Heart models utilized in instructional sessions. A External perspective of 3D digital models. B, C Cross-sectional views following trans-septal sagittal dissection of the 3D digital model (PS: Pulmonary Stenosis; OA: Overriding Aorta; VSD: Ventricular Septal Defect; RVH: Right Ventricular Hypertrophy). D External depiction of rigid 3D printed model. E, F Sagittal sections of the rigid 3D printed model. G External portrayal of flexible 3D printed model. H, I Sagittal sections of the flexible 3D printed model. J, K The normal heart model employed in the instruction of the CBL group. L Ongoing classroom session

Teaching effectiveness assessment

Following the instructional session, participants from the two groups underwent a theoretical examination to assess their comprehension of the taught material. This assessment covered domains such as pathological anatomy, clinical manifestations, imaging data interpretation, diagnosis, and treatment relevant to TOF. Additionally, structured questionnaires were administered to evaluate the efficacy of the pedagogical approach employed. The questionnaire consisted of six questions designed to gauge participants’ understanding of the teaching content, enhancement of diagnostic skills, cultivation of critical thinking and clinical reasoning abilities, bolstering of confidence in managing TOF cases, satisfaction with the teaching mode, and satisfaction with the CBL methodology.

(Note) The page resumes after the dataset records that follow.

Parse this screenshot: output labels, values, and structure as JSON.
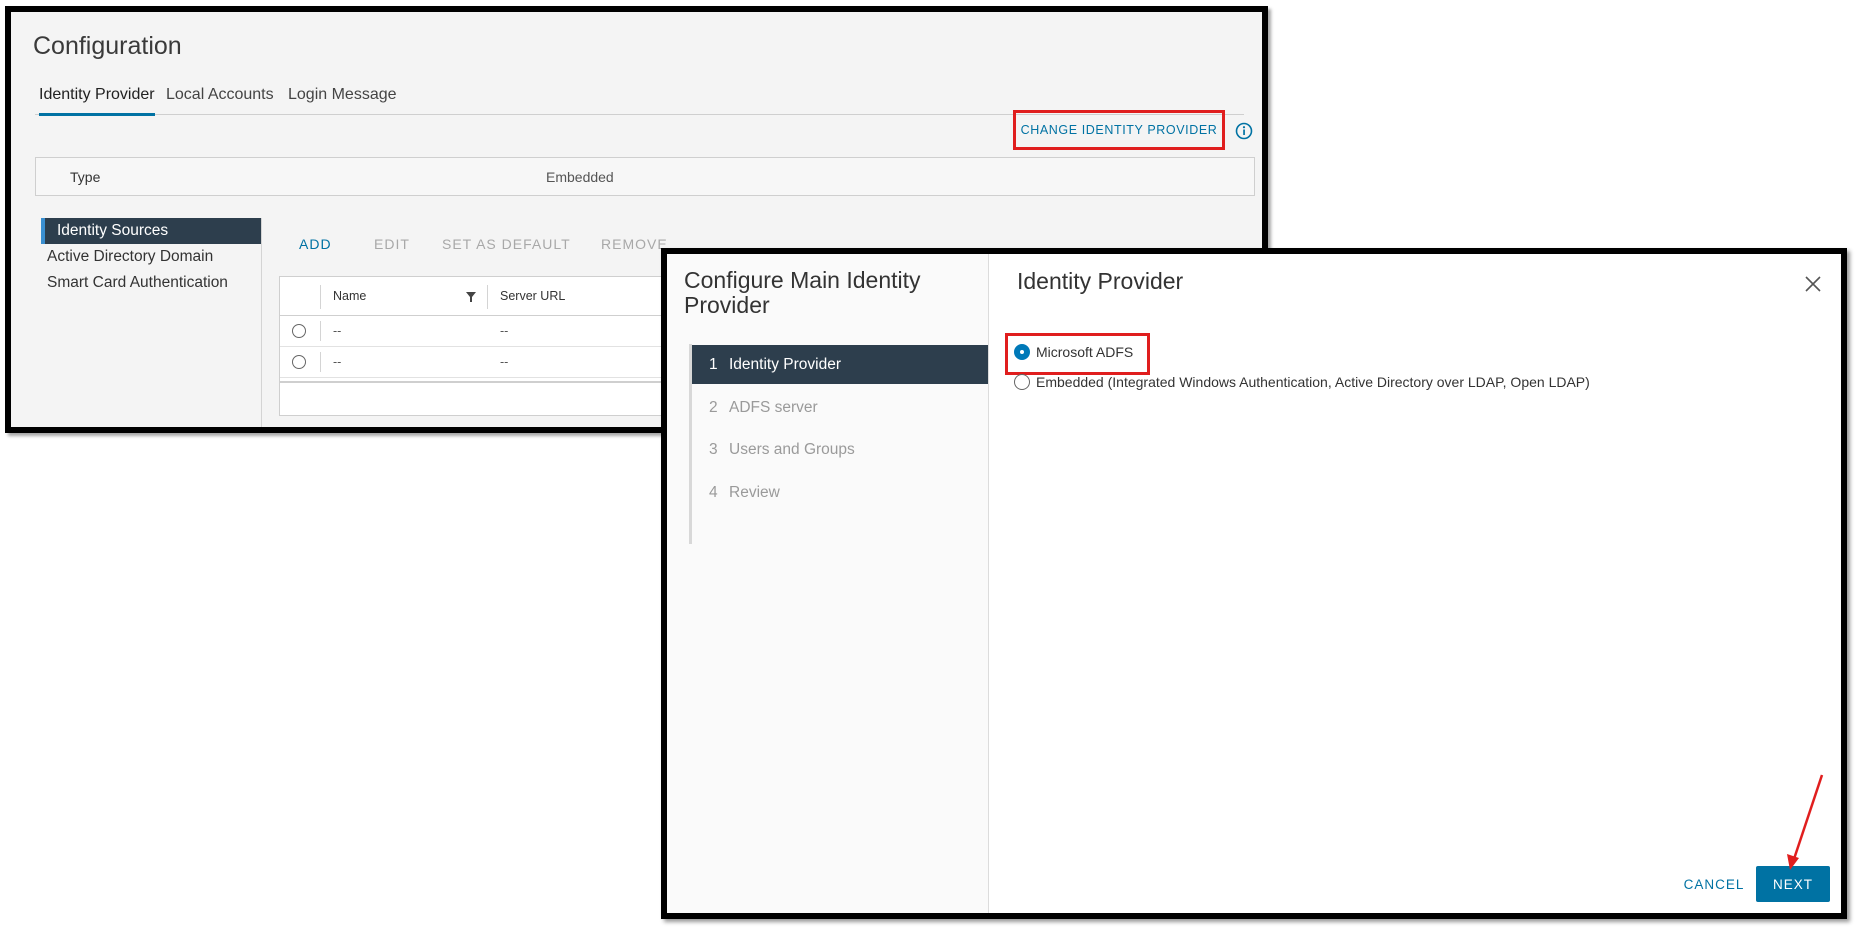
{
  "config": {
    "title": "Configuration",
    "tabs": [
      {
        "label": "Identity Provider",
        "active": true
      },
      {
        "label": "Local Accounts",
        "active": false
      },
      {
        "label": "Login Message",
        "active": false
      }
    ],
    "change_button": "CHANGE IDENTITY PROVIDER",
    "type_label": "Type",
    "type_value": "Embedded",
    "side_nav": [
      {
        "label": "Identity Sources",
        "active": true
      },
      {
        "label": "Active Directory Domain",
        "active": false
      },
      {
        "label": "Smart Card Authentication",
        "active": false
      }
    ],
    "actions": [
      {
        "label": "ADD",
        "enabled": true
      },
      {
        "label": "EDIT",
        "enabled": false
      },
      {
        "label": "SET AS DEFAULT",
        "enabled": false
      },
      {
        "label": "REMOVE",
        "enabled": false
      }
    ],
    "grid": {
      "columns": [
        "Name",
        "Server URL"
      ],
      "rows": [
        [
          "--",
          "--"
        ],
        [
          "--",
          "--"
        ]
      ]
    }
  },
  "dialog": {
    "title": "Configure Main Identity Provider",
    "steps": [
      {
        "num": "1",
        "label": "Identity Provider",
        "active": true
      },
      {
        "num": "2",
        "label": "ADFS server",
        "active": false
      },
      {
        "num": "3",
        "label": "Users and Groups",
        "active": false
      },
      {
        "num": "4",
        "label": "Review",
        "active": false
      }
    ],
    "panel_title": "Identity Provider",
    "options": [
      {
        "label": "Microsoft ADFS",
        "selected": true
      },
      {
        "label": "Embedded (Integrated Windows Authentication, Active Directory over LDAP, Open LDAP)",
        "selected": false
      }
    ],
    "cancel_label": "CANCEL",
    "next_label": "NEXT"
  },
  "colors": {
    "accent": "#0072a3",
    "highlight_box": "#e01e1e",
    "nav_active_bg": "#2d3e4d"
  },
  "icons": [
    "info-icon",
    "filter-icon",
    "close-icon",
    "arrow-annotation"
  ]
}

The questionnaire employed a 5-point Likert scale to gauge responses, with 5 indicating “strongly satisfied/agree,” 4 for “satisfied/agree,” 3 denoting “neutral,” 2 reflecting “dissatisfied/disagree,” and 1 indicating “strongly dissatisfied/disagree.” It comprised six questions, with the initial two probing participants’ knowledge acquisition, questions 3 and 4 exploring satisfaction regarding enhanced competence, and the final two assessing satisfaction with teaching methods and modes. Additionally, participants were encouraged to provide suggestions at the end of the questionnaire. To ensure the questionnaire’s validity, five esteemed lecturers in basic medical sciences with more than 10 years of experience verified its content and assessed its Content Validity Ratio and Content Validity Index to ensure alignment with the study’s objectives.

Statistical analysis

Statistical analyses were conducted utilizing GraphPad Prism 9.0 software. Aggregate score data for both groups were presented as mean ± standard deviation (x ± s). The gender comparisons were analyzed with the chi-square (χ2) test, while the other variables were compared using the Mann-Whitney U test. The threshold for determining statistical significance was set at P  < 0.05.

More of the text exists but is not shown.